Like an unending electronic game of pass the parcel they receive funny emails from their friends, pass them onto some other friends who don't know the original friends and these people will in turn then pass the email onto even more friends who didn't know they had these friends in the first place. On and on it goes and no-one really gets the present.
I bet such activity accounts for 90% of the world's email traffic.
And by and large I don't have a problem with it. Some of the funny emails are actually funny. Some - Heaven forbid - are even informative though this is a rare occurrence. It's a lazy way of keeping in touch with people, I guess. I've received an email from so-and-so therefore I can deduce that they are not yet dead and still have some sort of sense of humour and a working email account.
The emails I do have problems with are the Powerpoint presentations.

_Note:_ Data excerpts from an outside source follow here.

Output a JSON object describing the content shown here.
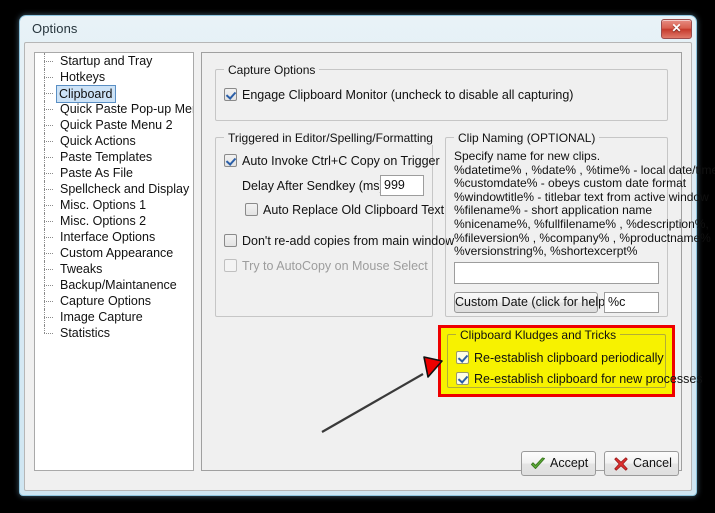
{
  "window": {
    "title": "Options",
    "close_label": "✕"
  },
  "sidebar": {
    "items": [
      {
        "label": "Startup and Tray"
      },
      {
        "label": "Hotkeys"
      },
      {
        "label": "Clipboard"
      },
      {
        "label": "Quick Paste Pop-up Menu"
      },
      {
        "label": "Quick Paste Menu 2"
      },
      {
        "label": "Quick Actions"
      },
      {
        "label": "Paste Templates"
      },
      {
        "label": "Paste As File"
      },
      {
        "label": "Spellcheck and Display"
      },
      {
        "label": "Misc. Options 1"
      },
      {
        "label": "Misc. Options 2"
      },
      {
        "label": "Interface Options"
      },
      {
        "label": "Custom Appearance"
      },
      {
        "label": "Tweaks"
      },
      {
        "label": "Backup/Maintanence"
      },
      {
        "label": "Capture Options"
      },
      {
        "label": "Image Capture"
      },
      {
        "label": "Statistics"
      }
    ],
    "selected_index": 2
  },
  "capture_options": {
    "legend": "Capture Options",
    "engage_monitor_label": "Engage Clipboard Monitor (uncheck to disable all capturing)",
    "engage_monitor_checked": "checked"
  },
  "triggered": {
    "legend": "Triggered in Editor/Spelling/Formatting",
    "auto_invoke_label": "Auto Invoke Ctrl+C Copy on Trigger",
    "delay_label": "Delay After Sendkey (ms):",
    "delay_value": "999",
    "auto_replace_label": "Auto Replace Old Clipboard Text",
    "dont_readd_label": "Don't re-add copies from main window",
    "autocopy_label": "Try to AutoCopy on Mouse Select"
  },
  "clip_naming": {
    "legend": "Clip Naming (OPTIONAL)",
    "help_text": "Specify name for new clips.\n%datetime% , %date% , %time% - local date/time\n%customdate% - obeys custom date format\n%windowtitle% - titlebar text from active window\n%filename% - short application name\n%nicename%, %fullfilename% , %description%,\n%fileversion% , %company% , %productname% ,\n%versionstring%, %shortexcerpt%",
    "name_value": "",
    "name_placeholder": "",
    "custom_date_button": "Custom Date (click for help):",
    "custom_date_value": "%c"
  },
  "kludges": {
    "legend": "Clipboard Kludges and Tricks",
    "periodically_label": "Re-establish clipboard periodically",
    "new_processes_label": "Re-establish clipboard for new processes",
    "highlight_border_color": "#ee0000",
    "highlight_fill_color": "#f7f200"
  },
  "annotation": {
    "arrow_color": "#ee0000",
    "line_color": "#3a3a3a"
  },
  "footer": {
    "accept_label": "Accept",
    "cancel_label": "Cancel",
    "accept_icon_color": "#62b53a",
    "cancel_icon_color": "#e03030"
  }
}
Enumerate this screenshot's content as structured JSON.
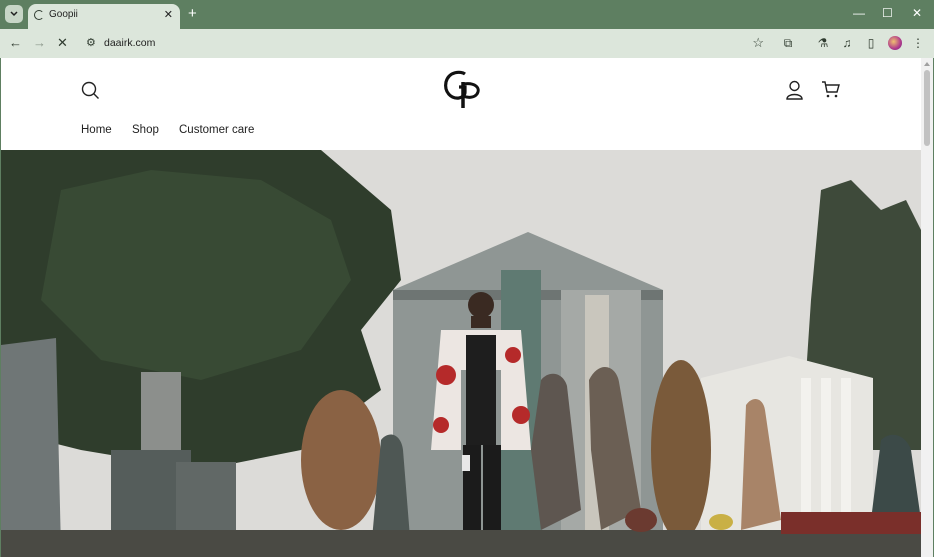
{
  "browser": {
    "tab_title": "Goopii",
    "url": "daairk.com"
  },
  "site": {
    "logo_text": "GP",
    "nav": [
      "Home",
      "Shop",
      "Customer care"
    ]
  },
  "colors": {
    "chrome_frame": "#5e7f61",
    "chrome_toolbar": "#dce6db",
    "page_bg": "#ffffff"
  }
}
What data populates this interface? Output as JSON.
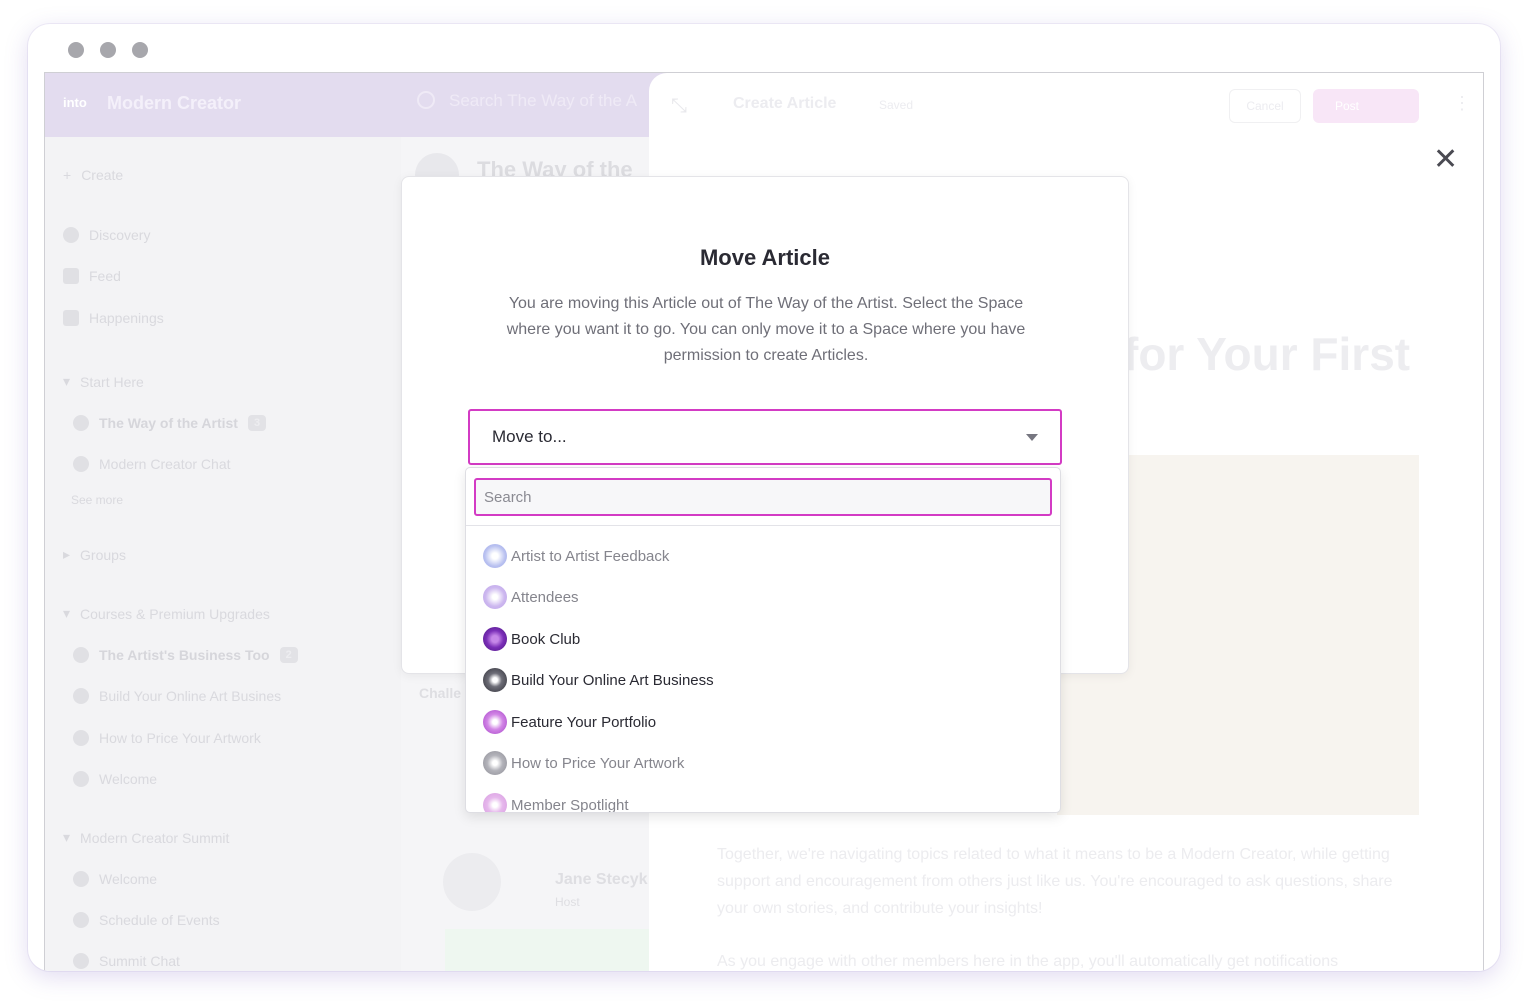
{
  "app": {
    "logo_text": "into",
    "brand": "Modern Creator",
    "search_placeholder": "Search The Way of the A"
  },
  "sidebar": {
    "create": "Create",
    "items": [
      {
        "label": "Discovery"
      },
      {
        "label": "Feed"
      },
      {
        "label": "Happenings"
      }
    ],
    "section_start": "Start Here",
    "start_items": [
      {
        "label": "The Way of the Artist",
        "count": "3"
      },
      {
        "label": "Modern Creator Chat"
      }
    ],
    "see_more": "See more",
    "section_groups": "Groups",
    "section_courses": "Courses & Premium Upgrades",
    "course_items": [
      {
        "label": "The Artist's Business Too",
        "count": "2"
      },
      {
        "label": "Build Your Online Art Busines"
      },
      {
        "label": "How to Price Your Artwork"
      },
      {
        "label": "Welcome"
      }
    ],
    "section_summit": "Modern Creator Summit",
    "summit_items": [
      {
        "label": "Welcome"
      },
      {
        "label": "Schedule of Events"
      },
      {
        "label": "Summit Chat"
      }
    ]
  },
  "feed": {
    "title": "The Way of the",
    "challenge": "Challe",
    "author_name": "Jane Stecyk",
    "author_role": "Host"
  },
  "panel": {
    "title": "Create Article",
    "saved": "Saved",
    "cancel": "Cancel",
    "post": "Post",
    "headline": "for Your First",
    "para1": "Together, we're navigating topics related to what it means to be a Modern Creator, while getting support and encouragement from others just like us. You're encouraged to ask questions, share your own stories, and contribute your insights!",
    "para2": "As you engage with other members here in the app, you'll automatically get notifications"
  },
  "modal": {
    "title": "Move Article",
    "description": "You are moving this Article out of The Way of the Artist. Select the Space where you want it to go. You can only move it to a Space where you have permission to create Articles.",
    "select_label": "Move to..."
  },
  "dropdown": {
    "search_placeholder": "Search",
    "options": [
      {
        "label": "Artist to Artist Feedback",
        "icon": "sparkle-blue-icon",
        "color": "#b9c1f0",
        "dim": true
      },
      {
        "label": "Attendees",
        "icon": "sparkle-lavender-icon",
        "color": "#cdb8ef",
        "dim": true
      },
      {
        "label": "Book Club",
        "icon": "sparkle-purple-icon",
        "color": "#7b2fb8",
        "dim": false
      },
      {
        "label": "Build Your Online Art Business",
        "icon": "sparkle-black-icon",
        "color": "#2e2e36",
        "dim": false
      },
      {
        "label": "Feature Your Portfolio",
        "icon": "sparkle-violet-icon",
        "color": "#a541c7",
        "dim": false
      },
      {
        "label": "How to Price Your Artwork",
        "icon": "sparkle-gray-icon",
        "color": "#8d8d95",
        "dim": true
      },
      {
        "label": "Member Spotlight",
        "icon": "sparkle-pink-icon",
        "color": "#d79be0",
        "dim": true
      }
    ]
  },
  "colors": {
    "accent": "#d33bc4",
    "title_text": "#2a2a33",
    "muted_text": "#6f6f78"
  }
}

You know the ones. The chain letter ones. The mildly threatening ones. The ones that wheeze through 80 frames at one frame every 90 seconds containing a ridiculous sob story sourced from an origin that must be buried deep in the biggest pile of bullshit in the universe.
And then at the end - the thing that really gets my goat - is the "threat". The threat that is bollocks. The threat that you and I both know is utter tosh (because we're sane, well adjusted and media savvy) but that someone (the sender of the email) thinks... ooh, there might be a chance this is real and if I don't forward it I'll have the voodoo put on me... and so they send it. The threat that uses people's own absurd and ungrounded superstitions against them.
You must forward this email to at least 10 other people within the next 15 seconds or bad luck will befall you. But if you do send it you will receive a telephone call within the next hour with some wonderful news!
I want to scream every time I receive one of these. Instead I just delete them immediately but this is in no way cathartic enough. I need a program that will somehow mangle the offending file like a werewolf snacking on a rabbit. I want to hear it scream and gargle in its own electronic blood as it is rendered subroutine from subroutine.
These emails are pathetic. I can't believe that there are people out there who actually spend their time making the damned things in the first place. Who the hell are they? Does anybody know who they are?
Of course not. Because they can't possibly have any friends.
But then again... how do they start the chain in the first place if they have no-one to send it to?
No matter. I just want these people identified and their Adobe Photoshop / Microsoft Office licenses revoked. And then I want them publically lynched and force-fed their own kahunas. And I want it filmed and put on YouTube so I know that it has been done to my highly esteemed satisfaction.
Wonderful. I can then email you all the link.
Please would you all be kind enough pass it on?